Prolog

103 31 47
                                    

Tak terasa, waktu sudah menunjukkan pukul 9 malam. Pak Mukhlis sedari tadi sibuk menelepon dengan seseorang, sepertinya orang tersebut sangatlah penting sehingga ia belum sempat menjalankan kewajibannya untuk berpatroli malam mengelilingi sekolah.

Sementara itu, Pak Djarot dan Pak Rizal sudah duduk di depan layar kaca televisi untuk bersiap-siap menyaksikan klub sepakbola favoritnya bertanding malam ini.

"Pak Djarot, itu Pak Mukhlis ngga ikut nonton sama kita? Apa dia udah pensiun nonton bola." Tanya Pak Rizal.

"Ngga tau Pak, dari tadi dia sibuk nelpon mulu, ngga tau deh jadi kagak nonton bolanya. Dia juga belum patroli malam, Pak." Jawab Pak Drajot.

"Oh iya, yaudah biarin aja, kalau capek juga dia pasti berhenti nelponnya."

Pertandingan sepakbola antara FC Barcelona melawan Real Madrid memang sangat dinantikan oleh para penggemarnya. Terlihat dari raut wajah mereka yang begitu fokus menonton pertandingan walaupun lewat televisi saja.

Secangkir kopi mulai diseruput pelan-pelan oleh Pak Djarot, sebaliknya Pak Rizal lebih memilih untuk meminum secangkir teh hangat. Sambil menikmati sajian makanan yang tersedia. Setengah jam sebelum pertandingan dimulai, Pak Rizal sempat keluar mencari makanan untuk disantap sambil nonton bola, ia memilih membeli tahu petis dan juga rengginang. Sebenarnya, Pak Rizal tidak begitu suka dengan tahu petis. Untuk menghormati Pak Djarot serta Pak Mukhlis, terpaksa ia membeli tahu petis sebelum akhirnya membeli rengginang disekitaran pasar.

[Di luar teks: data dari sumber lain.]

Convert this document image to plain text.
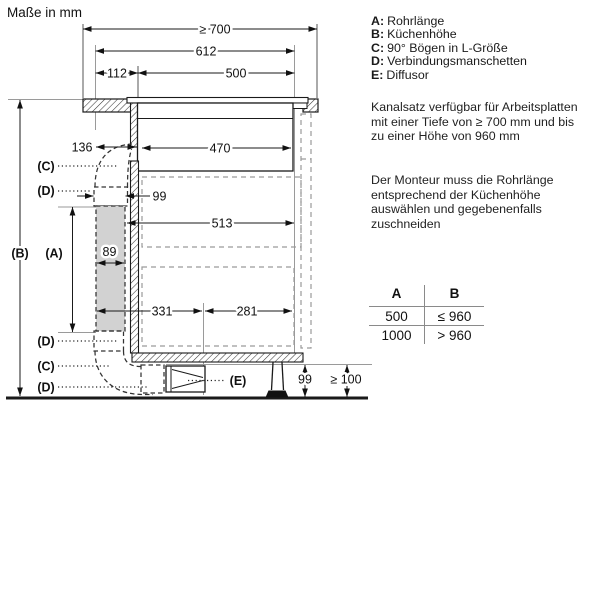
Maße in mm
≥ 700
612
112	500
136	470
99
513
89
331	281
99 ≥ 100
(C)
(D)
(B) (A)
(D)
(C)
(D)	(E)
A: Rohrlänge
B: Küchenhöhe
C: 90° Bögen in L-Größe
D: Verbindungsmanschetten
E: Diffusor
Kanalsatz verfügbar für Arbeitsplatten mit einer Tiefe von ≥ 700 mm und bis zu einer Höhe von 960 mm
Der Monteur muss die Rohrlänge entsprechend der Küchenhöhe auswählen und gegebenenfalls zuschneiden
A	B
500	≤ 960
1000	> 960
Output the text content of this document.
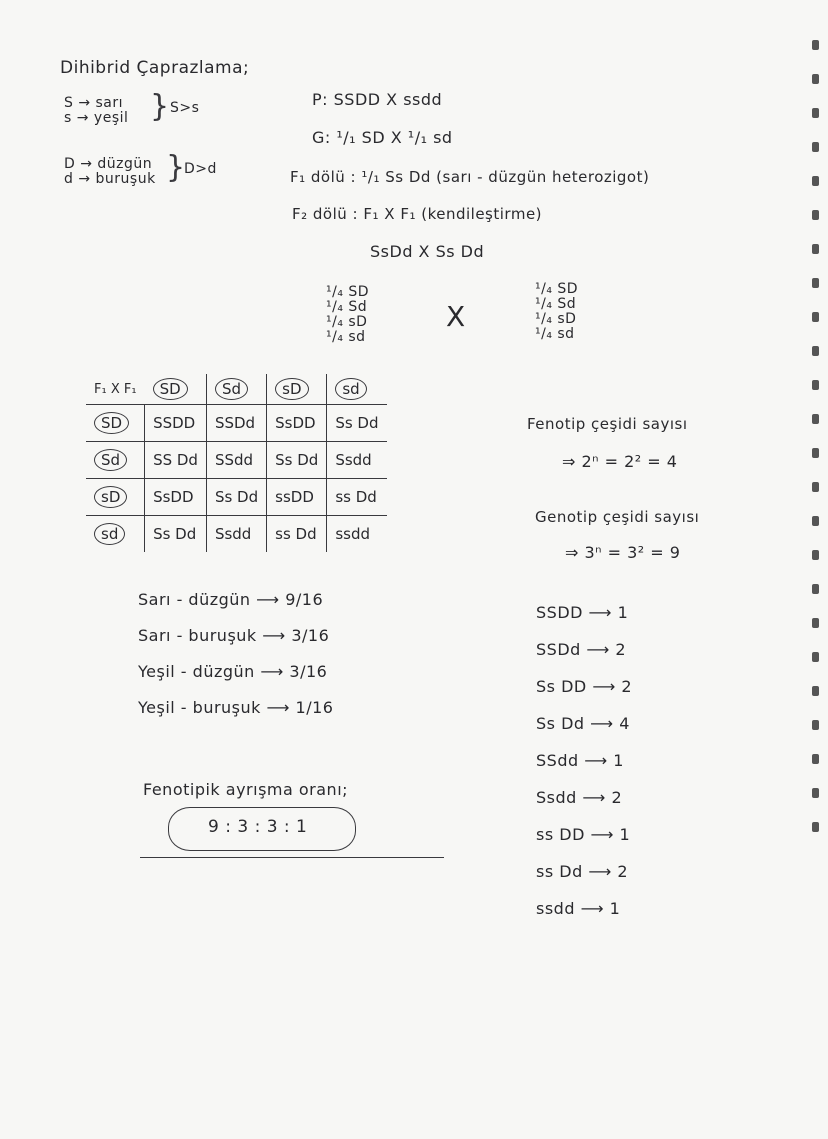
Dihibrid Çaprazlama;
S → sarı
s → yeşil } S>s
D → düzgün
d → buruşuk }
D>d
P: SSDD X ssdd
G: ¹/₁ SD X ¹/₁ sd
F₁ dölü : ¹/₁ Ss Dd (sarı - düzgün heterozigot)
F₂ dölü : F₁ X F₁ (kendileştirme)
SsDd X Ss Dd
¹/₄ SD
¹/₄ Sd
¹/₄ sD
¹/₄ sd
X
¹/₄ SD
¹/₄ Sd
¹/₄ sD
¹/₄ sd
F₁ X F₁	SD	Sd	sD	sd
SD	SSDD	SSDd	SsDD	Ss Dd
Sd	SS Dd	SSdd	Ss Dd	Ssdd
sD	SsDD	Ss Dd	ssDD	ss Dd
sd	Ss Dd	Ssdd	ss Dd	ssdd
Sarı - düzgün ⟶ 9/16
Sarı - buruşuk ⟶ 3/16
Yeşil - düzgün ⟶ 3/16
Yeşil - buruşuk ⟶ 1/16
Fenotipik ayrışma oranı;
9 : 3 : 3 : 1
Fenotip çeşidi sayısı
⇒ 2ⁿ = 2² = 4
Genotip çeşidi sayısı
⇒ 3ⁿ = 3² = 9
SSDD ⟶ 1
SSDd ⟶ 2
Ss DD ⟶ 2
Ss Dd ⟶ 4
SSdd ⟶ 1
Ssdd ⟶ 2
ss DD ⟶ 1
ss Dd ⟶ 2
ssdd ⟶ 1
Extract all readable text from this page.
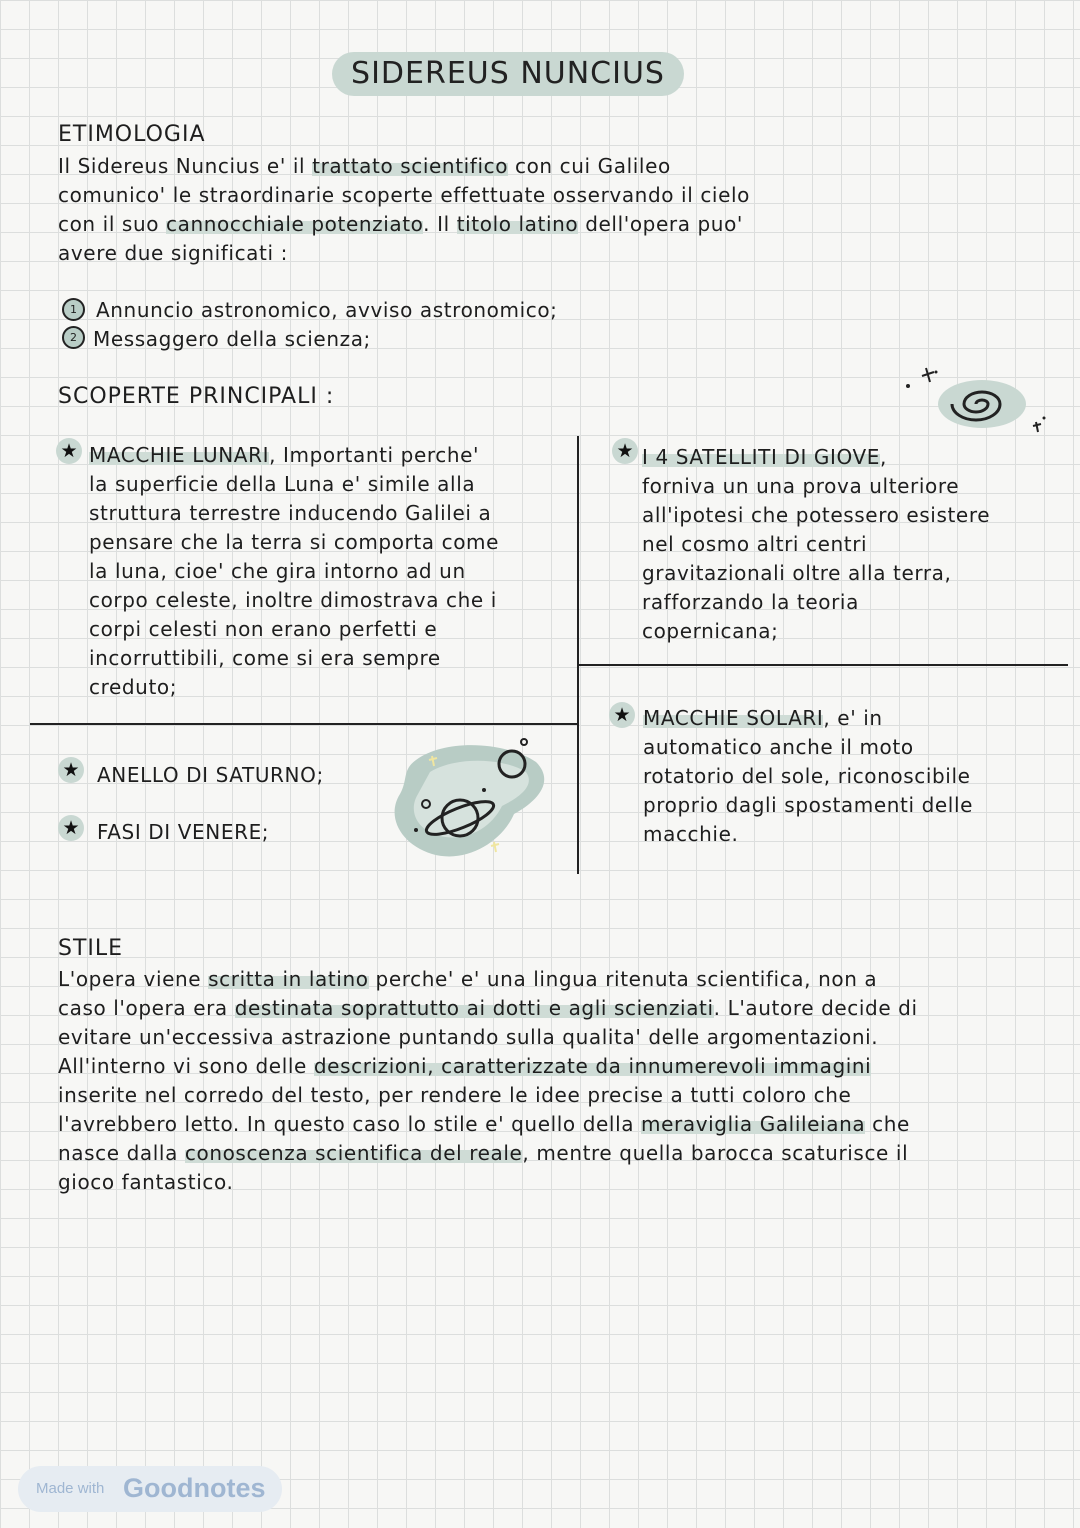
SIDEREUS NUNCIUS
ETIMOLOGIA
Il Sidereus Nuncius e' il trattato scientifico con cui Galileo
comunico' le straordinarie scoperte effettuate osservando il cielo
con il suo cannocchiale potenziato. Il titolo latino dell'opera puo'
avere due significati :
1 Annuncio astronomico, avviso astronomico;
2 Messaggero della scienza;
SCOPERTE PRINCIPALI :
★ MACCHIE LUNARI, Importanti perche'
la superficie della Luna e' simile alla
struttura terrestre inducendo Galilei a
pensare che la terra si comporta come
la luna, cioe' che gira intorno ad un
corpo celeste, inoltre dimostrava che i
corpi celesti non erano perfetti e
incorruttibili, come si era sempre
creduto;
★ I 4 SATELLITI DI GIOVE,
forniva un una prova ulteriore
all'ipotesi che potessero esistere
nel cosmo altri centri
gravitazionali oltre alla terra,
rafforzando la teoria
copernicana;
★ MACCHIE SOLARI, e' in
automatico anche il moto
rotatorio del sole, riconoscibile
proprio dagli spostamenti delle
macchie.
★ ANELLO DI SATURNO;
★ FASI DI VENERE;
STILE
L'opera viene scritta in latino perche' e' una lingua ritenuta scientifica, non a
caso l'opera era destinata soprattutto ai dotti e agli scienziati. L'autore decide di
evitare un'eccessiva astrazione puntando sulla qualita' delle argomentazioni.
All'interno vi sono delle descrizioni, caratterizzate da innumerevoli immagini
inserite nel corredo del testo, per rendere le idee precise a tutti coloro che
l'avrebbero letto. In questo caso lo stile e' quello della meraviglia Galileiana che
nasce dalla conoscenza scientifica del reale, mentre quella barocca scaturisce il
gioco fantastico.
Made with Goodnotes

Mereka asik menikmati jalannya pertandingan. Pak Mukhlis belum juga kembali. Ia langsung berpatroli setelah menelepon hampir lima belas menit lamanya. Dan pertandingan pun berakhir dengan kemenangan tipis FC Barcelona 1-0 atas Real Madrid. Pak Djarot menengok pada jam dinding, untuk memastikan waktu. Sedangkan Pak Rizal masih memikirkan apa saja kekurangan event Porak yang ia tangani.

Pak Rizal terpaksa tidak pulang ke rumah, lagian ia juga masih bujangan dan juga tidak ada siapa-siapa di rumahnya. Ia masih sibuk mengurusi pembukaan event olahraga yang akan berlangsung besok di sekolahnya. Tentu saja ini menjadi event yang sangat ditunggu-tunggu oleh para siswa sebelum libur akhir tahun tiba. Pak Rizal sudah tidak sabar melihat antusiasme para siswanya selama bertanding, terlebih pertandingan basket sebagai ajang pembuka olahraga lainnya.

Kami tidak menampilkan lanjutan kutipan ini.